Goals in the management of RAS reflect that
it is generally mild and self-limiting, and that, currently, there is no treatment
widely believed to be curative. Therefore, treatments that reduce pain
and maintain function during attacks, or that reduce the severity and frequency
of recurrent attacks, are considered successful. Treatments used for this
generally benign disease should not be associated with more morbidity that the
disease itself. Treatment options are those that either provide palliation
or those that truly alter the course of the disease. Palliative medications
are generally applied topically and are available over the counter. Preparations
of benzocaine, diclonine, or benzydamine can be effective. Also, as described
above, mixtures of lidocaine, diphenhydramine, and Kaopectate may provide some
relief. Other therapies that have been reported include hydrogen peroxide,
phenol, silver nitrate, topical antimicrobials, antivirals, and antiseptic mouthwashes.

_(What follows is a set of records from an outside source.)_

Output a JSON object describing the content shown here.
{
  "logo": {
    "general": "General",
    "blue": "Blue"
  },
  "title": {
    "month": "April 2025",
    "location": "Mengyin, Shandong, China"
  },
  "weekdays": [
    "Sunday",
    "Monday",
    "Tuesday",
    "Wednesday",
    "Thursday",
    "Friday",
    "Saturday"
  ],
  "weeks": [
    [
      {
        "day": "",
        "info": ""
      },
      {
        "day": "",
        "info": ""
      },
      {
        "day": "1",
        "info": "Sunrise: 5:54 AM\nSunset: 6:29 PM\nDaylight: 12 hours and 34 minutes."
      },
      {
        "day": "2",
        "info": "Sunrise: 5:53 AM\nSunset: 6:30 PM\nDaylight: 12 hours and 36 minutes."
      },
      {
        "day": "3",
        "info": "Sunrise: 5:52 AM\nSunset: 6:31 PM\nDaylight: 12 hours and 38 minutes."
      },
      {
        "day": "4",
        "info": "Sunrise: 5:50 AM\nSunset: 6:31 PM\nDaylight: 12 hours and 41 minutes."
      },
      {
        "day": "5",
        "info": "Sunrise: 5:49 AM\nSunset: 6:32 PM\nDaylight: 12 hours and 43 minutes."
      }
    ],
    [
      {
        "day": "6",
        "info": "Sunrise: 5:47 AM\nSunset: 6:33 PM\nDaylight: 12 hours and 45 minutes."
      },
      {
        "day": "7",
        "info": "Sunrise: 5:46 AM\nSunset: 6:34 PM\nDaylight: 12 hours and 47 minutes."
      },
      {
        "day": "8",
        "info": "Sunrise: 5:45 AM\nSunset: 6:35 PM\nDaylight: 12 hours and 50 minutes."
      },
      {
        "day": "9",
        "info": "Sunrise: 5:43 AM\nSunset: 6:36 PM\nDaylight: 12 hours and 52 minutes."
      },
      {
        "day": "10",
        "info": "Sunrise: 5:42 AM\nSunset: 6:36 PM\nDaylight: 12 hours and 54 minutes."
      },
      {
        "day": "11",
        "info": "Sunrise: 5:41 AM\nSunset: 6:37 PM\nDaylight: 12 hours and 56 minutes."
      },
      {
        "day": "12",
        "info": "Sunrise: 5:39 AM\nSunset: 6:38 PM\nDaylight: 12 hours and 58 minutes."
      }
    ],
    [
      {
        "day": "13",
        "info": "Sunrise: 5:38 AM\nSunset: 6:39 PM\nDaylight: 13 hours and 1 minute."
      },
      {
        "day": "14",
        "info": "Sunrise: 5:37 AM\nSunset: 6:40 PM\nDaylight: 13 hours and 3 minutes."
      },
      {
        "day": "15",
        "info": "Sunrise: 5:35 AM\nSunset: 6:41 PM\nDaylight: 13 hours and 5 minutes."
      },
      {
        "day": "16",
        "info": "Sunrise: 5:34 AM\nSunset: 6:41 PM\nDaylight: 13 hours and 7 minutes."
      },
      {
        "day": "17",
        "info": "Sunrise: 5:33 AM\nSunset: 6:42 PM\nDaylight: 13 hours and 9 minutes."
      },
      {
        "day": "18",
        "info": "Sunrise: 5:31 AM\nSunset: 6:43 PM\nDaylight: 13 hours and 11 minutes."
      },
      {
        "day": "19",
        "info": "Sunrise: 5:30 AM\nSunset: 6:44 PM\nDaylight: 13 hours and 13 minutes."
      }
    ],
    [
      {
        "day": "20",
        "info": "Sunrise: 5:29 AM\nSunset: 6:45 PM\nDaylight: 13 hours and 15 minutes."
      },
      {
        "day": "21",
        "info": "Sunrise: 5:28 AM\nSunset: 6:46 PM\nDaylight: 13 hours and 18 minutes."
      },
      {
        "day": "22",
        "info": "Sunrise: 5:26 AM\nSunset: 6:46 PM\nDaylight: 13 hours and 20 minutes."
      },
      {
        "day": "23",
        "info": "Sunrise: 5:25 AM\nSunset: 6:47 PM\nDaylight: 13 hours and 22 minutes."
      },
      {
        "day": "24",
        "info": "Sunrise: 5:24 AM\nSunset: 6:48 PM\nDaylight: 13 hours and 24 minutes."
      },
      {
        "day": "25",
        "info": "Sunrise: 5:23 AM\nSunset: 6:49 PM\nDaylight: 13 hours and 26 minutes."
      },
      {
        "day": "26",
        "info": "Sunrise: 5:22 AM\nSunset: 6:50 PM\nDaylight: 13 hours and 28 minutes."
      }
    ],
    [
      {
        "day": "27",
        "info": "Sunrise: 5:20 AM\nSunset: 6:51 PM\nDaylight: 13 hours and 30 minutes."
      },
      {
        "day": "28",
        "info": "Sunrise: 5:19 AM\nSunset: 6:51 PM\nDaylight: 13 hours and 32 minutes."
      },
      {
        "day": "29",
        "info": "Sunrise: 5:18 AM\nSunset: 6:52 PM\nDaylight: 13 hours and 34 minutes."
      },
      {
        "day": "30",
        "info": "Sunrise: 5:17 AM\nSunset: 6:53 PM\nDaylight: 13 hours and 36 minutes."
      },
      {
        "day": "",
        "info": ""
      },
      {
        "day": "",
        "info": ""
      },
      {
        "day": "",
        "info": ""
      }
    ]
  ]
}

These treatments are generally not very effective. The mainstay of treatment
of RAS is topical steroid application. Triamcinolone 0.1% in a cream,
paste or an aqueous base is the most commonly used. If applied in the
prodromal stage, outbreaks can be prevented or even aborted. Beclomethasone
spray has also been shown to be of benefit in treating RAS. If patients
have a large number of lesions or long duration of attacks, a "burst regimen"
of systemic steroid treatment may be used in addition to topical therapy.
For RAS major that is difficult to control, intralesional triamcinolone injection
will often promote ulcer healing. Because oral candidiasis has been reported
in patients using steroid sprays and solutions, prophylaxis with antifungal
agents should be considered in these patients.
Behçet's Syndrome
In 1937, Behçet described a symptom complex consisting of recurrent aphthous ulcers of the mouth,
as well as recurrent painful ulcers of the eyes and genitals. Behçet's disease is a multisystem disorder
that tends to affect persons of Mediterranean, Middle Eastern, or Japanese descent. Most of these patients
present with the classic triad of aphthous ulcers, genital ulcers and uveitis or conjunctivitis.
Other systemic manifestations may include arthritis of the rheumatoid type, neurological, vascular, and
gastrointestinal involvement, as well as malaise and fever with ulcer eruptions, papulopustular truncal lesions,
or development of a pustule at any site of minor skin trauma. The diagnosis of Behçet's disease is made
on the basis of the clinicopathologic findings, which may be confused clinically with Stevens-Johnson syndrome
and Reiter's disease. The oral manifestations of Behçet's disease may be treated in the same manner as those
not associated with the disease, but these patients need referral for systemic treatment as well.